Si le racisme est pandémique, la colère antiraciste en réponse à l’assassinat de Floyd a été véritablement globale. Aux Etats-Unis, pays payant, à ce jour, le plus lourd tribut au Covid-19 avec, au bas mot, 110 000 morts, et nation aux 40 millions de chômeurs depuis le début de l’épidémie, les manifestations secouent plus de 140 villes depuis près de deux semaines en dépit des violences policières qui se poursuivent et des arrestations de masse opérées dans les cortèges ou en marge des rassemblements.
Les manifestations devant les ambassades ou représentations états-uniennes à l’étranger se sont également multipliées ces derniers jours, de Buenos Aires à Bruxelles, de Rio de Janeiro à Jérusalem en passant par Auckland, en Nouvelle-Zélande, où les militants et militantes de la communauté maorie ont dansé un haka en hommage à Floyd. Les villes d’Afrique ont également été le théâtre de mobilisations en solidarité avec les émeutes aux Etats-Unis. Plusieurs chefs d’Etat africains ont publiquement condamné les violences policières Outre-Atlantique. Ainsi, le président de la Commission de l’Union Africaine, Moussa Faki Mahamat, a déclaré que le « meurtre » de Floyd symbolisait la « continuité des pratiques discriminatoires » aux Etats-Unis.
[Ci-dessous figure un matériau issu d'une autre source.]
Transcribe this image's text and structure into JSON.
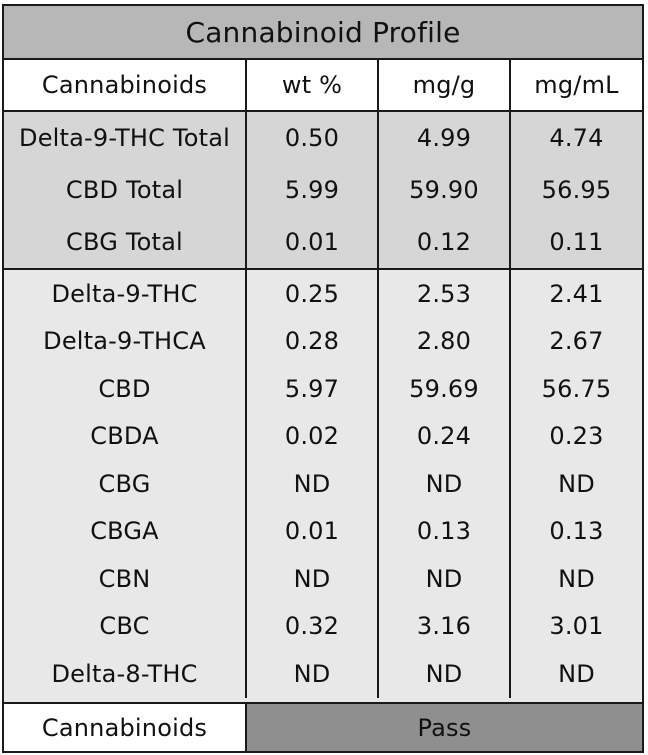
{
  "title": "Cannabinoid Profile",
  "headers": [
    "Cannabinoids",
    "wt %",
    "mg/g",
    "mg/mL"
  ],
  "totals": [
    {
      "name": "Delta-9-THC Total",
      "wt": "0.50",
      "mg_g": "4.99",
      "mg_ml": "4.74"
    },
    {
      "name": "CBD Total",
      "wt": "5.99",
      "mg_g": "59.90",
      "mg_ml": "56.95"
    },
    {
      "name": "CBG Total",
      "wt": "0.01",
      "mg_g": "0.12",
      "mg_ml": "0.11"
    }
  ],
  "details": [
    {
      "name": "Delta-9-THC",
      "wt": "0.25",
      "mg_g": "2.53",
      "mg_ml": "2.41"
    },
    {
      "name": "Delta-9-THCA",
      "wt": "0.28",
      "mg_g": "2.80",
      "mg_ml": "2.67"
    },
    {
      "name": "CBD",
      "wt": "5.97",
      "mg_g": "59.69",
      "mg_ml": "56.75"
    },
    {
      "name": "CBDA",
      "wt": "0.02",
      "mg_g": "0.24",
      "mg_ml": "0.23"
    },
    {
      "name": "CBG",
      "wt": "ND",
      "mg_g": "ND",
      "mg_ml": "ND"
    },
    {
      "name": "CBGA",
      "wt": "0.01",
      "mg_g": "0.13",
      "mg_ml": "0.13"
    },
    {
      "name": "CBN",
      "wt": "ND",
      "mg_g": "ND",
      "mg_ml": "ND"
    },
    {
      "name": "CBC",
      "wt": "0.32",
      "mg_g": "3.16",
      "mg_ml": "3.01"
    },
    {
      "name": "Delta-8-THC",
      "wt": "ND",
      "mg_g": "ND",
      "mg_ml": "ND"
    }
  ],
  "footer": {
    "label": "Cannabinoids",
    "result": "Pass"
  },
  "colors": {
    "title_bg": "#b7b7b7",
    "totals_bg": "#d6d6d6",
    "detail_bg": "#e8e8e8",
    "pass_bg": "#8f8f8f",
    "border": "#1a1a1a"
  }
}
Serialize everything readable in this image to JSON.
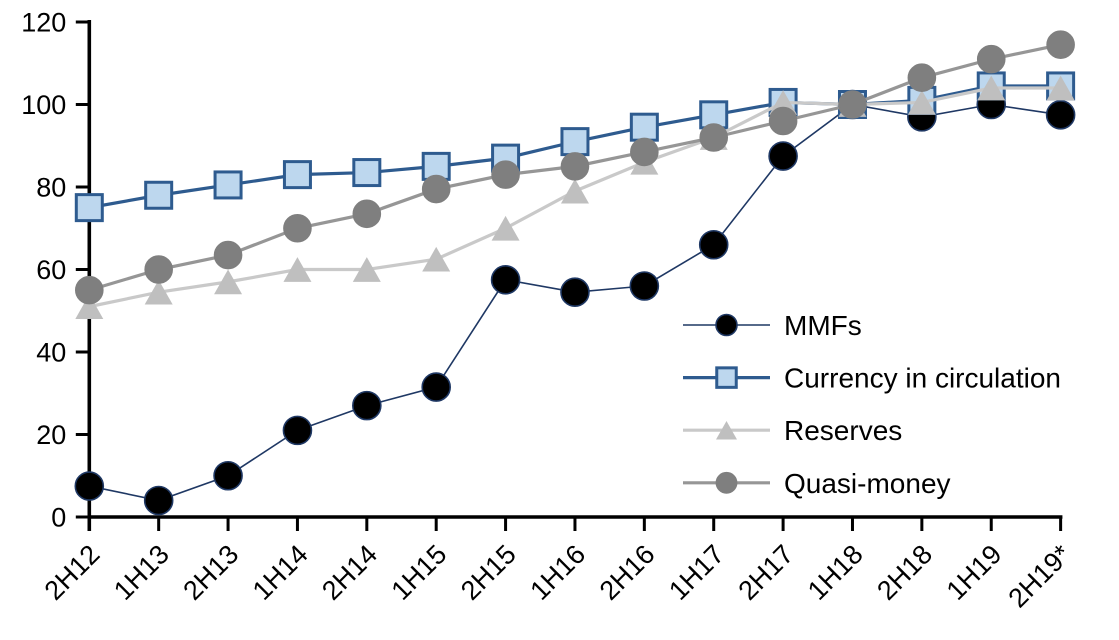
{
  "chart_data": {
    "type": "line",
    "title": "",
    "xlabel": "",
    "ylabel": "",
    "ylim": [
      0,
      120
    ],
    "yticks": [
      0,
      20,
      40,
      60,
      80,
      100,
      120
    ],
    "grid": false,
    "legend_position": "center-right",
    "categories": [
      "2H12",
      "1H13",
      "2H13",
      "1H14",
      "2H14",
      "1H15",
      "2H15",
      "1H16",
      "2H16",
      "1H17",
      "2H17",
      "1H18",
      "2H18",
      "1H19",
      "2H19*"
    ],
    "series": [
      {
        "name": "MMFs",
        "marker": "circle",
        "marker_fill": "#000000",
        "marker_stroke": "#1F3864",
        "line_color": "#1F3864",
        "line_width": 1.6,
        "marker_size": 14,
        "values": [
          7.5,
          4,
          10,
          21,
          27,
          31.5,
          57.5,
          54.5,
          56,
          66,
          87.5,
          100,
          97,
          100,
          97.5
        ]
      },
      {
        "name": "Currency in circulation",
        "marker": "square",
        "marker_fill": "#BDD7EE",
        "marker_stroke": "#2E5B8F",
        "line_color": "#2E5B8F",
        "line_width": 3.2,
        "marker_size": 13,
        "values": [
          75,
          78,
          80.5,
          83,
          83.5,
          85,
          87,
          91,
          94.5,
          97.5,
          100.5,
          100,
          101,
          104.5,
          104.5
        ]
      },
      {
        "name": "Reserves",
        "marker": "triangle",
        "marker_fill": "#BFBFBF",
        "marker_stroke": "#BFBFBF",
        "line_color": "#C9C9C9",
        "line_width": 3.2,
        "marker_size": 14,
        "values": [
          51,
          54.5,
          57,
          60,
          60,
          62.5,
          70,
          79,
          86,
          92,
          100.5,
          100,
          100.5,
          104,
          104
        ]
      },
      {
        "name": "Quasi-money",
        "marker": "circle",
        "marker_fill": "#7F7F7F",
        "marker_stroke": "#7F7F7F",
        "line_color": "#969696",
        "line_width": 3.2,
        "marker_size": 13.5,
        "values": [
          55,
          60,
          63.5,
          70,
          73.5,
          79.5,
          83,
          85,
          88.5,
          92,
          96,
          100,
          106.5,
          111,
          114.5
        ]
      }
    ],
    "axis_color": "#000000"
  }
}
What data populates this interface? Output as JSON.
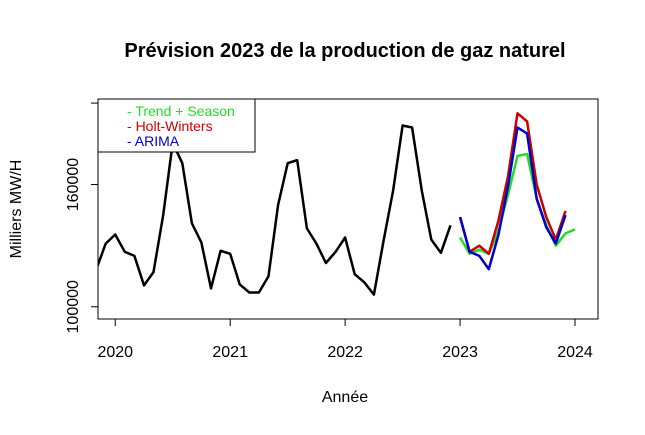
{
  "chart_data": {
    "type": "line",
    "title": "Prévision 2023 de la production de gaz naturel",
    "xlabel": "Année",
    "ylabel": "Milliers MW/H",
    "xlim": [
      2019.85,
      2024.2
    ],
    "ylim": [
      94000,
      202000
    ],
    "x_ticks": [
      2020,
      2021,
      2022,
      2023,
      2024
    ],
    "x_tick_labels": [
      "2020",
      "2021",
      "2022",
      "2023",
      "2024"
    ],
    "y_ticks": [
      100000,
      160000,
      200000
    ],
    "y_tick_labels": [
      "100000",
      "160000",
      ""
    ],
    "grid": false,
    "legend_position": "top-left",
    "legend": [
      {
        "label": "Trend + Season",
        "color": "#22dd22"
      },
      {
        "label": "Holt-Winters",
        "color": "#cc0000"
      },
      {
        "label": "ARIMA",
        "color": "#0000cc"
      }
    ],
    "series": [
      {
        "color": "#000000",
        "x": [
          2019.833,
          2019.917,
          2020.0,
          2020.083,
          2020.167,
          2020.25,
          2020.333,
          2020.417,
          2020.5,
          2020.583,
          2020.667,
          2020.75,
          2020.833,
          2020.917,
          2021.0,
          2021.083,
          2021.167,
          2021.25,
          2021.333,
          2021.417,
          2021.5,
          2021.583,
          2021.667,
          2021.75,
          2021.833,
          2021.917,
          2022.0,
          2022.083,
          2022.167,
          2022.25,
          2022.333,
          2022.417,
          2022.5,
          2022.583,
          2022.667,
          2022.75,
          2022.833,
          2022.917
        ],
        "y": [
          118000,
          131000,
          135500,
          127000,
          125000,
          110500,
          117000,
          145000,
          180500,
          170500,
          141000,
          131500,
          109000,
          127500,
          126000,
          111000,
          107000,
          107000,
          115000,
          150000,
          170500,
          172000,
          138500,
          131000,
          121500,
          127000,
          134000,
          116000,
          112000,
          106000,
          132000,
          157000,
          189000,
          188000,
          157000,
          133000,
          126500,
          140000
        ]
      },
      {
        "name": "Trend + Season",
        "color": "#22dd22",
        "x": [
          2023.0,
          2023.083,
          2023.167,
          2023.25,
          2023.333,
          2023.417,
          2023.5,
          2023.583,
          2023.667,
          2023.75,
          2023.833,
          2023.917,
          2024.0
        ],
        "y": [
          134000,
          126000,
          128000,
          126000,
          137000,
          155000,
          174000,
          175000,
          153000,
          140000,
          130000,
          136000,
          138000
        ]
      },
      {
        "name": "Holt-Winters",
        "color": "#cc0000",
        "x": [
          2023.0,
          2023.083,
          2023.167,
          2023.25,
          2023.333,
          2023.417,
          2023.5,
          2023.583,
          2023.667,
          2023.75,
          2023.833,
          2023.917
        ],
        "y": [
          144000,
          127000,
          130000,
          126000,
          142000,
          164000,
          195000,
          191000,
          160000,
          144000,
          133000,
          147000
        ]
      },
      {
        "name": "ARIMA",
        "color": "#0000cc",
        "x": [
          2023.0,
          2023.083,
          2023.167,
          2023.25,
          2023.333,
          2023.417,
          2023.5,
          2023.583,
          2023.667,
          2023.75,
          2023.833,
          2023.917
        ],
        "y": [
          144000,
          127000,
          125000,
          118500,
          135000,
          159000,
          188000,
          185000,
          153000,
          139000,
          131000,
          145000
        ]
      }
    ]
  }
}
Des condamnations officielles sont aussi venues des exécutifs namibiens ou ghanéens, alors que le gouvernement sud-africain s’est dit « inquiet au sujet des violences contre la communauté noire, sans défense, et contre les autres minorités » au pays de Trump, l’ANC, parti au pouvoir à Pretoria, dénonçant, lui, le fait que les Africains-américains sont « régulièrement assassinés ». Mais les mobilisations qui ont eu lieu à Abuja et à Lagos, au Nigeria, à Nairobi, au Kenya ou dans plusieurs villes d’Afrique du Sud ont également pointé la brutalité et les violences policières des forces de répression de leurs propres pays, notamment pendant la période de confinement au cours de laquelle des dizaines de cas de meurtres policiers ont été enregistrés. Ainsi, à Nairobi, on pouvait lire, sur les banderoles, que « Black Lives matter » mais également la condamnation des « exécutions extra-judiciaires » au Kenya. En Afrique du Sud, les manifestations rendaient autant hommage à George Floyd qu’à Collins Khosa, l’homme de 40 ans, assassiné par l’armée, sous les yeux de la police, à son domicile à Alexandra, un township de Johannesburg, au cours du Vendredi saint, pour avoir enfreint l’interdiction de la consommation d’alcool en temps de confinement.